Надавив в очередной раз кнопку звонка на глухом, выше человеческого роста заборе, я прислушалась. Тишина. Уже добрых пять минут я звонила не переставая, но к калитке так никто и не подошел. Вид у меня был такой разочарованный, что мои новые топтуны потешались от всей души.
Увеличение количества сопровождающих машин я заметила еще около гостиницы. Стоило выехать со стоянки, как ставшая почти родной «девятка» немедленно пристроилась сзади. С ее присутствием я уже свыклась, но следом за ней от обочины отлепился еще и «БМВ» с двумя пассажирами! Если бы не разговор с женой Паровоза, я бы серьезно обеспокоилась. А так ожидала чего-то подобного. К тому же одного из парней в «БМВ» я узнала, видела в Юрином особняке. Я вырулила на улицу Ленина и покатила в сторону Лилиного дома в ожидании дальнейших событий.

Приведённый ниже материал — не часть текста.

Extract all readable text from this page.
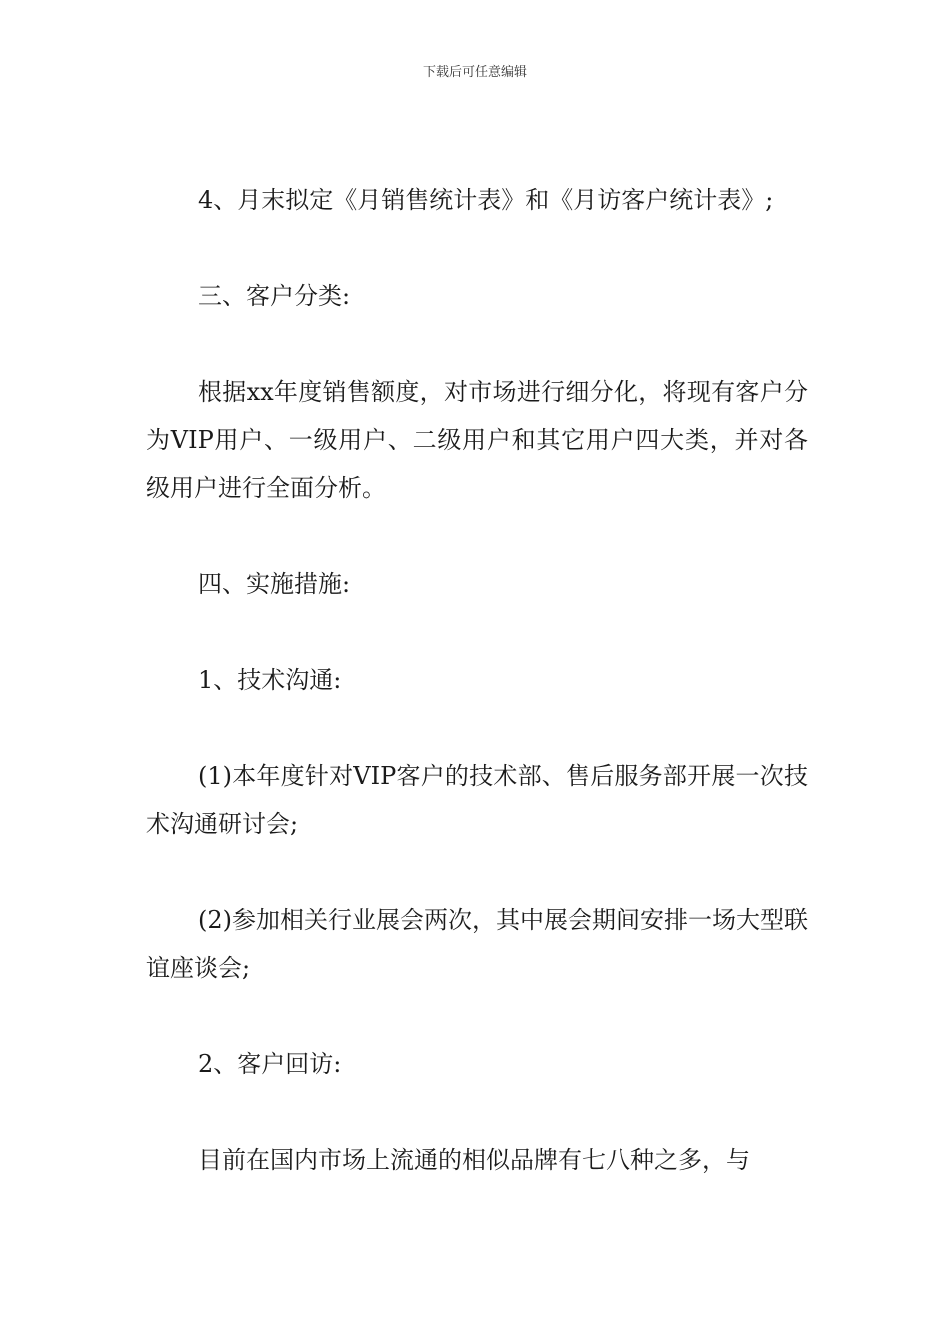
下载后可任意编辑

4、月末拟定《月销售统计表》和《月访客户统计表》;

三、客户分类:

根据xx年度销售额度，对市场进行细分化，将现有客户分为VIP用户、一级用户、二级用户和其它用户四大类，并对各级用户进行全面分析。

四、实施措施:

1、技术沟通:

(1)本年度针对VIP客户的技术部、售后服务部开展一次技术沟通研讨会;

(2)参加相关行业展会两次，其中展会期间安排一场大型联谊座谈会;

2、客户回访:

目前在国内市场上流通的相似品牌有七八种之多，与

Одна поперечная улица сменялась другой, а «девятка» никуда не сворачивала и продолжала тащиться за мной, буквально «наступая на пятки». Такая настырность не могла остаться незамеченной, и сначала занервничал один из пассажиров «БМВ», потом другой. Постепенно их физиономии стали приобретать все более угрожающее выражение, которое заметила не только я, но и водитель «девятки». До него наконец дошло, что «БМВ» попал в нашу компанию не просто так и его машина в качестве попутчика пацанам не нравится. Совершенно неожиданно «девятка» резво свернула в переулок и, прыгая по ухабам, на приличной скорости исчезла из виду. Охламоны восприняли это как должное и моментально успокоились.

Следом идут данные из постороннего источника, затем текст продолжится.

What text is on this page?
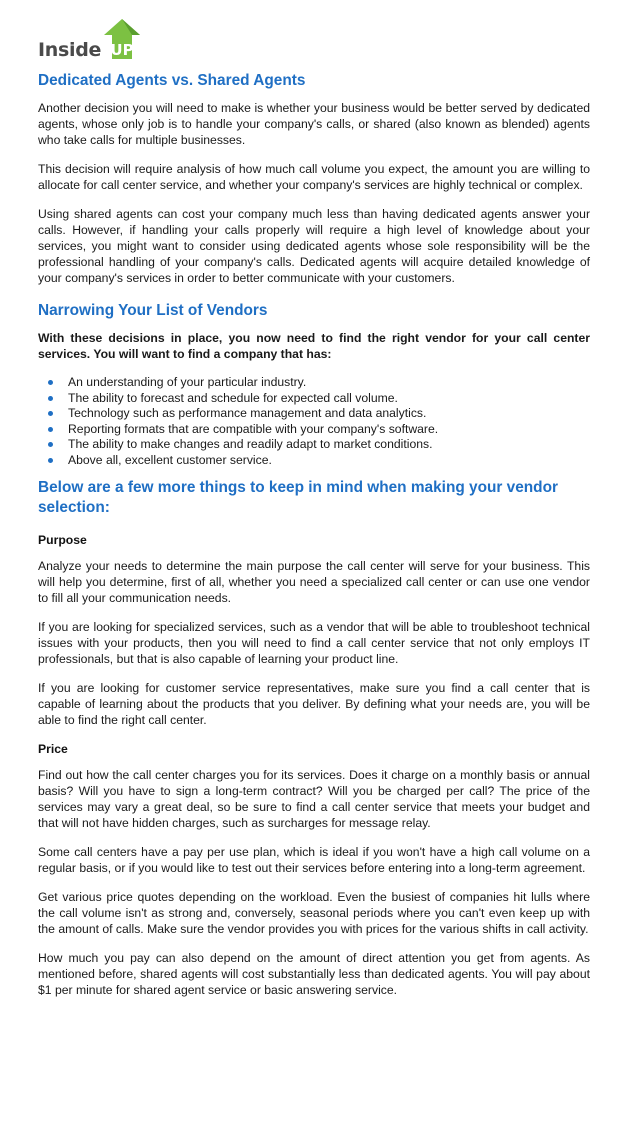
Inside UP
Dedicated Agents vs. Shared Agents

Another decision you will need to make is whether your business would be better served by dedicated agents, whose only job is to handle your company's calls, or shared (also known as blended) agents who take calls for multiple businesses.

This decision will require analysis of how much call volume you expect, the amount you are willing to allocate for call center service, and whether your company's services are highly technical or complex.

Using shared agents can cost your company much less than having dedicated agents answer your calls. However, if handling your calls properly will require a high level of knowledge about your services, you might want to consider using dedicated agents whose sole responsibility will be the professional handling of your company's calls. Dedicated agents will acquire detailed knowledge of your company's services in order to better communicate with your customers.

Narrowing Your List of Vendors

With these decisions in place, you now need to find the right vendor for your call center services. You will want to find a company that has:

An understanding of your particular industry.
The ability to forecast and schedule for expected call volume.
Technology such as performance management and data analytics.
Reporting formats that are compatible with your company's software.
The ability to make changes and readily adapt to market conditions.
Above all, excellent customer service.
Below are a few more things to keep in mind when making your vendor selection:
Purpose

Analyze your needs to determine the main purpose the call center will serve for your business. This will help you determine, first of all, whether you need a specialized call center or can use one vendor to fill all your communication needs.

If you are looking for specialized services, such as a vendor that will be able to troubleshoot technical issues with your products, then you will need to find a call center service that not only employs IT professionals, but that is also capable of learning your product line.

If you are looking for customer service representatives, make sure you find a call center that is capable of learning about the products that you deliver. By defining what your needs are, you will be able to find the right call center.

Price

Find out how the call center charges you for its services. Does it charge on a monthly basis or annual basis? Will you have to sign a long-term contract? Will you be charged per call? The price of the services may vary a great deal, so be sure to find a call center service that meets your budget and that will not have hidden charges, such as surcharges for message relay.

Some call centers have a pay per use plan, which is ideal if you won't have a high call volume on a regular basis, or if you would like to test out their services before entering into a long-term agreement.

Get various price quotes depending on the workload. Even the busiest of companies hit lulls where the call volume isn't as strong and, conversely, seasonal periods where you can't even keep up with the amount of calls. Make sure the vendor provides you with prices for the various shifts in call activity.

How much you pay can also depend on the amount of direct attention you get from agents. As mentioned before, shared agents will cost substantially less than dedicated agents. You will pay about $1 per minute for shared agent service or basic answering service.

А теперь вот они сидели в машине и с наслаждением тянули пиво, а я стояла перед калиткой и, злясь, безрезультатно жала на звонок. Решив, что хватит тешить публику, я собралась уходить, но калитка вдруг распахнулась. Передо мной стояла высокая, сухопарая женщина в темном платье с глухим воротом. На первый взгляд ей было никак не меньше восьмидесяти. Моментально загоревшись, я начала искать в ней сходство с женщиной, изображенной на «моей» картине. К сожалению, время – строптивый художник, оно безжалостно стирает надоевшие ему юные черты и рисует новые, уже не такие привлекательные. Я с грустью подумала, что за этими морщинами мне никогда не разглядеть черты юной музы Галлера. Ну, может, только брови вразлет выглядели как на картине, только ведь на одних бровях далеко не уедешь.
– Кого-то ищете? – неожиданно звонким голосом спросила женщина.
– Мне нужна госпожа Кайсарова.
– О, как торжественно! – улыбнулась женщина. – Она перед вами!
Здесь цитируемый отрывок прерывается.